# Armco Park fishing Middletown/lebanon



## dk00 (Nov 17, 2010)

Does anyone know what kind of fish that armco park has? The park is open to public now to fish i was just wondering what kind of fish they have in there and is there some good spots to fish it from the bank? Or do you need to rent a boat to get to spots?


----------



## LMRsmallmouth (Jan 10, 2006)

When it was still an AK STEEL park, this lake was one of the best "carp" destinations I fished. It was like the ponds at KI when I was a kid. One day with a buddy we boated over 20 between 5-25 lbs.
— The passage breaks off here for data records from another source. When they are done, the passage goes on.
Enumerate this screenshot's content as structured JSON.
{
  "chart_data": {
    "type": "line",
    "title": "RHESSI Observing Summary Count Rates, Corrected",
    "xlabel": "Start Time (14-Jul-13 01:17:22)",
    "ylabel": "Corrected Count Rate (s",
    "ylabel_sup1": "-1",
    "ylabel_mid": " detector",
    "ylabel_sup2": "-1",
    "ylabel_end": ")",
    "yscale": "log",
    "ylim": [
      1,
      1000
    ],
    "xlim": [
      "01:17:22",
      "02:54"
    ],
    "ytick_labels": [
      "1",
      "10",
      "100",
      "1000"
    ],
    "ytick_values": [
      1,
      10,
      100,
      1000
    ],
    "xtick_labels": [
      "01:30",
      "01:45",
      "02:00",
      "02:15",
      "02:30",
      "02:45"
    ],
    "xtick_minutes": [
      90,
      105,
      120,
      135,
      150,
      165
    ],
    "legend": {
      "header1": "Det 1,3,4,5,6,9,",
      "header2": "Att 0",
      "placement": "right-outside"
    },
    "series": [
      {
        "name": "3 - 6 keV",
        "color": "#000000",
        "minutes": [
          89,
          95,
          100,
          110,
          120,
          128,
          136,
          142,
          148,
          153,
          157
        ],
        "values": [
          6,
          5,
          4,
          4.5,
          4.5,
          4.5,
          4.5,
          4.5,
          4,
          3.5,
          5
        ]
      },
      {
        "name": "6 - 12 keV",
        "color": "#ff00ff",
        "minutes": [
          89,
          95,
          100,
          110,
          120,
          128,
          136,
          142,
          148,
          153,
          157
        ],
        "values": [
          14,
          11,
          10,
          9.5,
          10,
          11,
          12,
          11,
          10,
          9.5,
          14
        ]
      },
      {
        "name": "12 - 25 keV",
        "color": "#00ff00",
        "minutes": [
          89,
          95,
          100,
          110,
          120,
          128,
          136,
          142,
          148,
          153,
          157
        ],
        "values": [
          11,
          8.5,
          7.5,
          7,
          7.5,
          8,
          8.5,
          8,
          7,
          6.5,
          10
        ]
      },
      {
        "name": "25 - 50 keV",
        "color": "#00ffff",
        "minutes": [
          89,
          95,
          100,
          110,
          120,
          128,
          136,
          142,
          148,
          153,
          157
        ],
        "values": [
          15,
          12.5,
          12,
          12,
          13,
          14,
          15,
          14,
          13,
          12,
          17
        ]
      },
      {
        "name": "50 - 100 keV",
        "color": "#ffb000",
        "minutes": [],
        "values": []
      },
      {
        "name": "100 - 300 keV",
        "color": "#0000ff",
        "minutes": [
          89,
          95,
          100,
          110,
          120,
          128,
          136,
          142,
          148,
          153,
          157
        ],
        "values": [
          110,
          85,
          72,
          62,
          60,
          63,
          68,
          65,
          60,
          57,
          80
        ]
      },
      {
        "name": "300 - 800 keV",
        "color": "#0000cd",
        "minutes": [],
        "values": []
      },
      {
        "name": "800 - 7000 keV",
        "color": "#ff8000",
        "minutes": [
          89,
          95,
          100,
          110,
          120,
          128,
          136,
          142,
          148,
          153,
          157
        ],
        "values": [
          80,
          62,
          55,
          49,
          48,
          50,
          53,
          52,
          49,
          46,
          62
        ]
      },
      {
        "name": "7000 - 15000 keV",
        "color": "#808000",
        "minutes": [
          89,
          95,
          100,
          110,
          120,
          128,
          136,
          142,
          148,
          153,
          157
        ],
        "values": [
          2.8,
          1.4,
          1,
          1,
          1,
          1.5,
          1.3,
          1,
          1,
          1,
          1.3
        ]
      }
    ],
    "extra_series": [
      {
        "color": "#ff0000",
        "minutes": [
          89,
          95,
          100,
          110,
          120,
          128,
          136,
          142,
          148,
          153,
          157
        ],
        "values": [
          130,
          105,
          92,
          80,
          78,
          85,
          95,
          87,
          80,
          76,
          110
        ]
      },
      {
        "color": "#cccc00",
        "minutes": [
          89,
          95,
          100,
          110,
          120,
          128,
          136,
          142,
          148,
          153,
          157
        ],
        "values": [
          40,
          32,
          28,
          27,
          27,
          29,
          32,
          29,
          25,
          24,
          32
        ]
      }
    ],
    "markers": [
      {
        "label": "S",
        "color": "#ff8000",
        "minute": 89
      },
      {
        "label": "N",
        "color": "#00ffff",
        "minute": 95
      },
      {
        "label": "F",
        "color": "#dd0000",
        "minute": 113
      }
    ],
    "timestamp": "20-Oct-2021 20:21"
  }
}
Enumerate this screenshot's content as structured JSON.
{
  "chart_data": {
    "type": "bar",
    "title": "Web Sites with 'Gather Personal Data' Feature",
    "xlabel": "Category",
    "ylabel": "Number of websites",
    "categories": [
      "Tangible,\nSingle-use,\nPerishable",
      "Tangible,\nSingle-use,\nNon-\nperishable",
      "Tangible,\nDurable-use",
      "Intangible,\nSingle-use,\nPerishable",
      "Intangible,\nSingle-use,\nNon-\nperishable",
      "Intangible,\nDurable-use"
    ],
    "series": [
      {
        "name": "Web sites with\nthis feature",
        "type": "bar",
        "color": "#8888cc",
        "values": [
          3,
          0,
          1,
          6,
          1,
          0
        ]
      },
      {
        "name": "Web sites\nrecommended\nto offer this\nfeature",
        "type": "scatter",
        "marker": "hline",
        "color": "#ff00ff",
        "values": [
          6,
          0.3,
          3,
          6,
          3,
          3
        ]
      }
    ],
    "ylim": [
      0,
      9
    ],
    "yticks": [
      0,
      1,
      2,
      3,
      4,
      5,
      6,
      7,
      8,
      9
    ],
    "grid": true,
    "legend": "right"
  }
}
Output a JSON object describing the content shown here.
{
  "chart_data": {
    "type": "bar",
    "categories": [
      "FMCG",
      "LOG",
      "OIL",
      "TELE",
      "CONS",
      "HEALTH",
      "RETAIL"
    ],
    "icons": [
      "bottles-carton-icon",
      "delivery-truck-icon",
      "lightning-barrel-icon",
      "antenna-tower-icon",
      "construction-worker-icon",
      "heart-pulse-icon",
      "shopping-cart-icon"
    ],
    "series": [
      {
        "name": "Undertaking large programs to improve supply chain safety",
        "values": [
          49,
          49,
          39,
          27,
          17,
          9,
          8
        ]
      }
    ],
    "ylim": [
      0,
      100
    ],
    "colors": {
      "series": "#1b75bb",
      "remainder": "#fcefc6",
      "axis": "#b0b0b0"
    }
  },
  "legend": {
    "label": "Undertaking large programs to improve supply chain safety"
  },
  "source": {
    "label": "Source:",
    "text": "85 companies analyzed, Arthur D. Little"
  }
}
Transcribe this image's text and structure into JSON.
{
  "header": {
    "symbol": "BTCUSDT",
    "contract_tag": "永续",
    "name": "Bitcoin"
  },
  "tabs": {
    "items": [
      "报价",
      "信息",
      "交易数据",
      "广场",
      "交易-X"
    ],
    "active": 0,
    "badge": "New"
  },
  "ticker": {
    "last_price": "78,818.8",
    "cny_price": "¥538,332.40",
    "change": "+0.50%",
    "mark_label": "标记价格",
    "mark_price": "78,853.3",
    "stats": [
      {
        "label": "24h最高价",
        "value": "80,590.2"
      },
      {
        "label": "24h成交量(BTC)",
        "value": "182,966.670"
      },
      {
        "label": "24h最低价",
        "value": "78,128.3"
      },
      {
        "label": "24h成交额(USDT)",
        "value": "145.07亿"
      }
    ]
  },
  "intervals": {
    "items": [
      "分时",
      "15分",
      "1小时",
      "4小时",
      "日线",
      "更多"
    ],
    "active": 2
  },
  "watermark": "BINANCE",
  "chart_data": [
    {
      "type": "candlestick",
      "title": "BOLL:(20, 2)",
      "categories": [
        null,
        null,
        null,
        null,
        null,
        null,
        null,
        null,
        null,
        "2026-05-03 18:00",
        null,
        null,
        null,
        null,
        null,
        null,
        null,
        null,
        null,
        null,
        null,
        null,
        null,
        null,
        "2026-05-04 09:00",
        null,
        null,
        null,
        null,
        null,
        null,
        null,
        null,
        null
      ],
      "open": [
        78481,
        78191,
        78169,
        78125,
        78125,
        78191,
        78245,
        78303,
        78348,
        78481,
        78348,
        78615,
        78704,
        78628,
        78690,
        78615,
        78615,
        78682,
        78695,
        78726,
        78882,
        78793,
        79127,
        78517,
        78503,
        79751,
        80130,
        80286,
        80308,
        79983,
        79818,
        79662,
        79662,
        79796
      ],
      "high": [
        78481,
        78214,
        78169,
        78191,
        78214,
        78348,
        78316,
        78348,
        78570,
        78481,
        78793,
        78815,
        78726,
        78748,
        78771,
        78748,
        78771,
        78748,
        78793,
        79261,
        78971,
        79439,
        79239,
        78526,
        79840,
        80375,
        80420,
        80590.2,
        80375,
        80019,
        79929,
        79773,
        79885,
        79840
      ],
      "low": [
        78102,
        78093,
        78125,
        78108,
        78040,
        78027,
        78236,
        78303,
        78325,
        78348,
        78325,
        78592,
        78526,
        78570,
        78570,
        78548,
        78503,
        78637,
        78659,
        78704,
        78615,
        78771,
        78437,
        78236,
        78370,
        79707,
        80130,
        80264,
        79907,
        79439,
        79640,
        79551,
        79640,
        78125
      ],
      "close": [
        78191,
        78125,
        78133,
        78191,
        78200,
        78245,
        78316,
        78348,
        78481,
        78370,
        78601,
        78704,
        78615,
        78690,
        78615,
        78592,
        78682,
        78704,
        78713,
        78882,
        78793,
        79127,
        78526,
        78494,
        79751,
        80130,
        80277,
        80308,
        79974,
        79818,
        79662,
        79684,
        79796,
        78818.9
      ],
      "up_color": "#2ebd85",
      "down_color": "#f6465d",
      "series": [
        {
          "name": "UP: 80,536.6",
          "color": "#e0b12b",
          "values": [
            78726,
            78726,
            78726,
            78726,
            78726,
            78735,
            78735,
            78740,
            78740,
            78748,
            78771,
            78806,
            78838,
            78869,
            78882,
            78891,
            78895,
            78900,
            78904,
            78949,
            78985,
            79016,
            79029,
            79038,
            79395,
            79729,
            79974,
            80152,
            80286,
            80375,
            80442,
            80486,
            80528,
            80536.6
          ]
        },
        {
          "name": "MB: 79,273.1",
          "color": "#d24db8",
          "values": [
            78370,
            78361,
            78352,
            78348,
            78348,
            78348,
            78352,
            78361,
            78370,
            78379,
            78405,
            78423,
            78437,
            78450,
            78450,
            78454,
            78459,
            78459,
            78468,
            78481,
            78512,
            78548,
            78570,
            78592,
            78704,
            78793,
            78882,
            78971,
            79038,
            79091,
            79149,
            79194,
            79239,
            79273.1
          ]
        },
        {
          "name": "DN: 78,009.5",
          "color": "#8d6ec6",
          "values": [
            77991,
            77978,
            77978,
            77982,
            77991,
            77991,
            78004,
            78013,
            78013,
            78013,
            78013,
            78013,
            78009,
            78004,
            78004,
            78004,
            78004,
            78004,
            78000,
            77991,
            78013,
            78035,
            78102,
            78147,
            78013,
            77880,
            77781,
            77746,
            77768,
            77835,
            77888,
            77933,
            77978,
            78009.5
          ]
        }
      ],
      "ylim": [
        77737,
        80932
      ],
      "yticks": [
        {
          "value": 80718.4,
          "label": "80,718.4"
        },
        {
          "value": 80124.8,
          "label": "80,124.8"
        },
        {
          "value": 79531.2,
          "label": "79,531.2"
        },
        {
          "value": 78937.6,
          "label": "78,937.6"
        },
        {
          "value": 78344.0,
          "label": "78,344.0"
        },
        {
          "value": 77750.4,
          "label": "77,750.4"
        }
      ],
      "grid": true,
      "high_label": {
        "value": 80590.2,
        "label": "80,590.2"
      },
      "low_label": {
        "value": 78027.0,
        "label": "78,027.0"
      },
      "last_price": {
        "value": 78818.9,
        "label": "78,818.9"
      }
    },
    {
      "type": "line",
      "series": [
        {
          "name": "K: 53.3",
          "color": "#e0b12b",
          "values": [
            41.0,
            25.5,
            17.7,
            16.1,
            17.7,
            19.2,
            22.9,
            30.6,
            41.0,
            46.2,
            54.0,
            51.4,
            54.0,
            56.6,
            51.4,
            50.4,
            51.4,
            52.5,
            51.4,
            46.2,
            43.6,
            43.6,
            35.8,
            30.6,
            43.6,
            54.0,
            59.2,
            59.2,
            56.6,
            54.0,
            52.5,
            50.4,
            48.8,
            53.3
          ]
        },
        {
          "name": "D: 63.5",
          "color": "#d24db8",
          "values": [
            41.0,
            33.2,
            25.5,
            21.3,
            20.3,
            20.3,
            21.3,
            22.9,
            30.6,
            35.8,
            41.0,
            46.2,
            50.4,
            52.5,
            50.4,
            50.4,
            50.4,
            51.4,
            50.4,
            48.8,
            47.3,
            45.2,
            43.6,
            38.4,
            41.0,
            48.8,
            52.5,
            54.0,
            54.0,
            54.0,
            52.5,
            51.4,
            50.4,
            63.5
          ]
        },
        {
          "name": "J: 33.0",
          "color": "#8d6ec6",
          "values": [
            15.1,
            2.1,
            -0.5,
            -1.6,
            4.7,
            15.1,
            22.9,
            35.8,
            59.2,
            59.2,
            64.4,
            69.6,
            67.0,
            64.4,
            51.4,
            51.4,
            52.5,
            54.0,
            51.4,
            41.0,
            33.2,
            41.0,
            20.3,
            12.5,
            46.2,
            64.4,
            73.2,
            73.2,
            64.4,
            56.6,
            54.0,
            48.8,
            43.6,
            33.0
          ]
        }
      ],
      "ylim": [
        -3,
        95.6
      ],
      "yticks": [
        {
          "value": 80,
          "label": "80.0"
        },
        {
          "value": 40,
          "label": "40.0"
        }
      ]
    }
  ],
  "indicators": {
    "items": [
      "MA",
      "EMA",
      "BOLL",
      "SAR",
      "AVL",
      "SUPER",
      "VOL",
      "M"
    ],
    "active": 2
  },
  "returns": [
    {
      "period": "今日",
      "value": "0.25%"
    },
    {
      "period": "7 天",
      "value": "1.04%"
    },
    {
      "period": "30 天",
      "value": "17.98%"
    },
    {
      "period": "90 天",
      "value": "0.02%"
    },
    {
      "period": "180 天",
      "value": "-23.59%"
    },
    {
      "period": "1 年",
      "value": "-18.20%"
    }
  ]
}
I do not know how good the carp fishing is now but the lake also has LM, Catfish, Crappie (millions of dinks) and gills of a few breeds. I have personally seen Largemouths in the 5lb class, but believe large fish to be in there. Let us know how you do if you get out there. Aren't the "fishing passes" like $100 for a yr? something like that I heard somewhere.


----------



## dk00 (Nov 17, 2010)

i do not know how much it is to fish there anymore. I will have to check it out i will probably head there at some point this spring i will let everyone know


----------



## TimJC (Apr 6, 2004)

I don't know how up to date this is, but the fees are listed on the Warren County Parks site.


----------